Le parole si illuminano se si tratta di seguire Gesù: hai scoperto un tesoro nel campo. Allora, e solo allora, puoi chiederti tutto. E' una vita rovesciata, che si nega alle cautele umane: sei invitato a perdere, ma se perdi guadagni. Sei invitato a 'prendere' la croce - notate, non a 'cercarla', neppure lui l'ha cercata - quella che ti si affaccia nella vita, se il programma è il suo. Perdi la vita, la salvi. Vorrei lasciarvi solo una fessura - è una spericolatezza - rinominando la parola "vita" con la parola "testa": "Chi perde la propria testa per causa mia e del vangelo, la vita la salva". Perdere la testa nel senso di essere come abitati da un grumo di follia, dietro Uno che della follia ha dato prova a dismisura, misura di croce. L'invito per lo più è altro, è a tenere la testa sulle spalle, a calcolare. Li avete presenti - e non sono anch'io uno di loro? - quelli che calcolano ogni mossa? Sembrano calcolati pure loro, hanno la testa per i loro interessi, in tutti i sensi. E nemmeno si accorgono che la loro è una vita scolorita.

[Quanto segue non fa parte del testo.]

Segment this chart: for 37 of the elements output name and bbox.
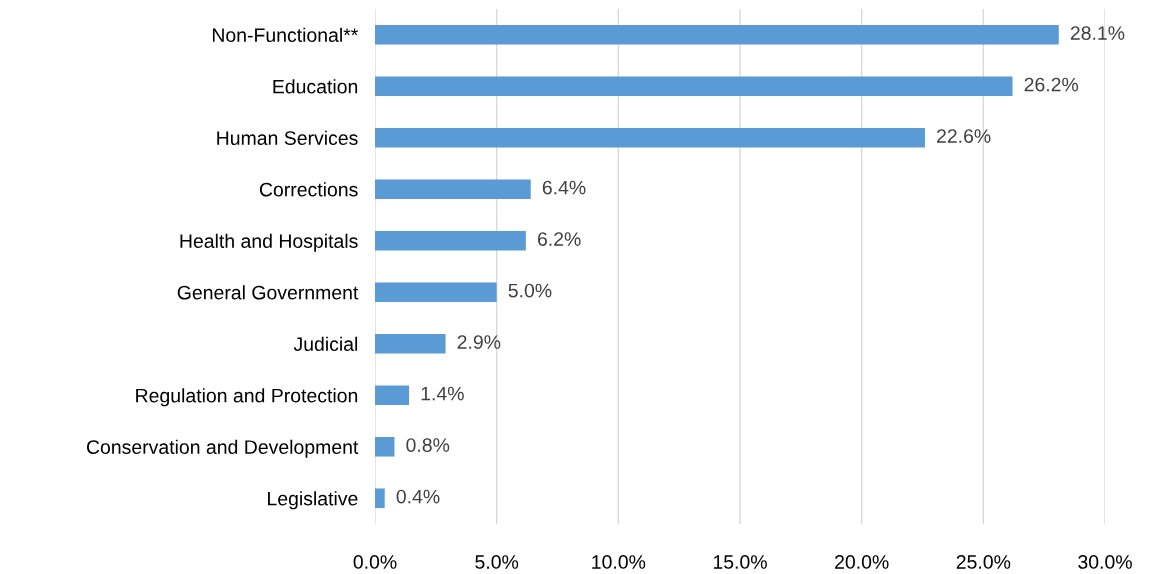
data-label: 6.4% xyxy=(542,180,586,195)
bar xyxy=(375,179,531,200)
y-tick-label: Education xyxy=(273,79,358,94)
x-tick-label: 15.0% xyxy=(713,555,767,569)
data-label: 1.4% xyxy=(421,386,464,401)
y-tick-label: General Government xyxy=(177,285,359,300)
x-tick-label: 30.0% xyxy=(1078,555,1132,569)
y-tick-label: Health and Hospitals xyxy=(180,233,358,252)
x-tick-label: 0.0% xyxy=(353,555,397,569)
x-tick-label: 20.0% xyxy=(835,555,889,569)
y-tick-label: Judicial xyxy=(293,336,358,351)
data-label: 22.6% xyxy=(937,129,991,143)
bar xyxy=(375,385,410,406)
data-label: 5.0% xyxy=(508,283,552,298)
data-label: 0.4% xyxy=(396,489,440,504)
x-tick-label: 5.0% xyxy=(475,555,519,569)
bar xyxy=(375,436,395,457)
bar xyxy=(375,488,385,509)
y-tick-label: Conservation and Development xyxy=(86,439,359,458)
x-tick-label: 10.0% xyxy=(592,555,646,569)
y-tick-label: Human Services xyxy=(217,130,358,145)
data-label: 26.2% xyxy=(1024,77,1079,92)
bar xyxy=(375,333,446,354)
data-label: 0.8% xyxy=(406,438,450,452)
y-tick-label: Legislative xyxy=(268,491,358,510)
data-label: 28.1% xyxy=(1070,26,1125,40)
bar xyxy=(375,230,526,251)
x-tick-label: 25.0% xyxy=(956,555,1011,569)
bar xyxy=(375,76,1013,97)
bar xyxy=(375,282,497,303)
y-tick-label: Regulation and Protection xyxy=(136,388,358,407)
bar xyxy=(375,127,925,148)
bar xyxy=(375,24,1059,45)
y-tick-label: Non-Functional** xyxy=(212,27,359,42)
data-label: 6.2% xyxy=(537,232,581,246)
data-label: 2.9% xyxy=(457,335,501,349)
y-tick-label: Corrections xyxy=(259,182,358,197)
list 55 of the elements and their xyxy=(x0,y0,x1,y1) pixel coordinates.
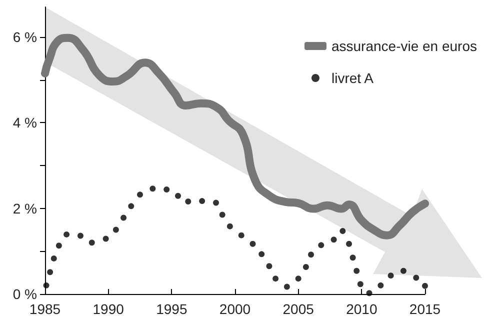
point xyxy=(56,242,62,249)
legend-label: assurance-vie en euros xyxy=(331,38,478,54)
point xyxy=(102,236,109,242)
point xyxy=(346,240,352,247)
y-tick-label: 4 % xyxy=(12,114,37,131)
point xyxy=(413,274,420,281)
point xyxy=(164,186,170,192)
point xyxy=(77,232,84,239)
point xyxy=(88,240,95,246)
point xyxy=(378,282,384,288)
x-tick-label: 1990 xyxy=(92,301,124,317)
point xyxy=(340,228,346,234)
point xyxy=(43,282,50,288)
x-tick-label: 2005 xyxy=(282,301,314,317)
point xyxy=(64,231,70,238)
point xyxy=(366,290,372,296)
x-tick-label: 1985 xyxy=(29,301,61,317)
point xyxy=(308,252,314,258)
point xyxy=(213,200,219,206)
point xyxy=(175,192,181,199)
point xyxy=(302,264,309,270)
point xyxy=(284,284,290,290)
point xyxy=(295,276,302,282)
point xyxy=(199,198,206,204)
point xyxy=(238,232,244,238)
point xyxy=(128,203,134,210)
point xyxy=(226,223,233,230)
point xyxy=(185,198,192,204)
point xyxy=(422,282,428,289)
point xyxy=(150,186,156,192)
point xyxy=(266,263,272,270)
point xyxy=(400,268,406,274)
x-tick-label: 2015 xyxy=(409,301,441,317)
x-tick-label: 2010 xyxy=(346,301,378,317)
point xyxy=(137,192,143,198)
point xyxy=(50,255,57,262)
point xyxy=(272,276,279,282)
point xyxy=(330,236,337,243)
point xyxy=(318,242,324,248)
legend-label: livret A xyxy=(331,70,374,86)
x-tick-label: 1995 xyxy=(156,301,188,317)
point xyxy=(120,214,127,221)
point xyxy=(258,251,265,258)
y-tick-label: 0 % xyxy=(12,286,37,302)
point xyxy=(350,254,356,261)
point xyxy=(112,226,119,233)
y-tick-label: 2 % xyxy=(12,200,37,216)
point xyxy=(354,268,360,274)
point xyxy=(219,212,226,218)
point xyxy=(357,281,364,288)
point xyxy=(250,240,256,247)
x-tick-label: 2000 xyxy=(219,301,251,317)
point xyxy=(388,272,394,279)
point xyxy=(47,269,54,276)
y-tick-label: 6 % xyxy=(12,28,37,45)
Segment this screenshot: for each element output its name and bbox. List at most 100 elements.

Ma poi per grazia nella vita ti accade di incrociare - e sono moltitudine - quelli che rinnegano se stessi, cioè negano il primo posto a se stessi o, forse meglio, nei loro pensieri hanno un posto certo anche per se stessi, ma in mezzo agli altri; non dal balcone ma sulla strada, quelli che perdono la testa per gli altri. Perché se non perdi un po' la testa che amore è? Ricordo don Lorenzo Milani. In una sua lettera a una ragazza, Nadia Neri, che si torturava su Dio o non Dio, scriveva: "Quando avrai perso la testa, come l'ho persa io per poche decine di creature, troverai Dio come un premio...". Un Dio che riconosce fatto a sé quello che hai fatto per i piccoli.